8 June 2013 | preston-luther
Miller's Crossing is a film containing characters of the gangster genre occupying a noir-style world. Visually, the film holds up with other Coen Brother films in terms of its style, which includes elaborate set designs, costumes, landscapes, etc. Visually, the film is magnificent and eye-catching.
Where the film falters lies in its dialogue. A staple of Coen Brothers' scripts, particularly their earlier films, involves characters who possess an uncharacteristically sharp tongue and wide vocabulary. Miller's Crossing is no different. Don't get me wrong, the dialogue is well-written, but at times too well-written. Characters speak so fluently in wise-cracking threats that their eloquence undermines their threats. The audience, rather than invest care in the characters, instead marvels at their wit and articulacy. But again, this isn't to say that the dialogue is bad. In fact, most will probably find the characters and dialogue appealing.

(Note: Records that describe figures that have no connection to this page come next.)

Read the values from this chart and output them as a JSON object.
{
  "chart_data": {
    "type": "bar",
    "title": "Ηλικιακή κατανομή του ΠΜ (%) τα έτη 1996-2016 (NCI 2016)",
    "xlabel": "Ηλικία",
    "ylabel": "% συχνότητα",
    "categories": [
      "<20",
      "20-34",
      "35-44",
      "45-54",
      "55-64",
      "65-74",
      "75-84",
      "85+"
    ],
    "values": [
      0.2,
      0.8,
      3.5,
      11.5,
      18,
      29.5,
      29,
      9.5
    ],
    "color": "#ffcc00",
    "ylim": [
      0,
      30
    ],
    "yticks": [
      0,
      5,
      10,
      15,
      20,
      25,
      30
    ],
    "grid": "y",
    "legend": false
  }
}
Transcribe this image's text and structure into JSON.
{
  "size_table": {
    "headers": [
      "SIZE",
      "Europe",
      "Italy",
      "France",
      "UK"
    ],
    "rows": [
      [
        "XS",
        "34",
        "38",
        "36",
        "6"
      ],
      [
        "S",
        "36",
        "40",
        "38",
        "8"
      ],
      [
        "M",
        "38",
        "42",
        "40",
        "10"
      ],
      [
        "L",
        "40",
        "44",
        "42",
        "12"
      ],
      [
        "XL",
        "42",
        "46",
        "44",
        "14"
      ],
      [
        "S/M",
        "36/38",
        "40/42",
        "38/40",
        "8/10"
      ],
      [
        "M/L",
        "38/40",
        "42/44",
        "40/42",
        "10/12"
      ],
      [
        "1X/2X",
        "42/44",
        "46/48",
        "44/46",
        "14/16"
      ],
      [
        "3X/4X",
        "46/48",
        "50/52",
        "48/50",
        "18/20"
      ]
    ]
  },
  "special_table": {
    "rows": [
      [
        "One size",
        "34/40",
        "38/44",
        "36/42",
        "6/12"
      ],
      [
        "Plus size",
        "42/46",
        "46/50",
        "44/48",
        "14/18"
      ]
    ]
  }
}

The plot does not become apparent until after the credits roll. For the beginning of the film, characters speak swiftly back and forth, referencing off-screen characters nobody in the audience has yet seen. This may lead to some confusion regarding what in tarnation is happening, which subsequently may lead to a lack of emotion or care invested into the story by the viewer(s). Ultimately, Miller's Crossing is one of those films you're going to have consider in retrospect in order to piece it together.
Albert Finney and Jon Polito offer tremendous performances as respective racketeer bosses. Gabriel Byre successfully plays Tom Reagan, a man caught in the middle of the warring mobsters. The wonderfully gifted John Turturro plays the two-timing Bernie Bernbaum. For this role, the Coens couldn't have scripted anyone better than Turturro, who in one instance can seem sputtering and weak 'til the next scene in which he confidently points a gun in someone's face.
Overall, Miller's Crossing is a good film that possesses many reasons to watch it; though ultimately you may find yourself having to watch it again.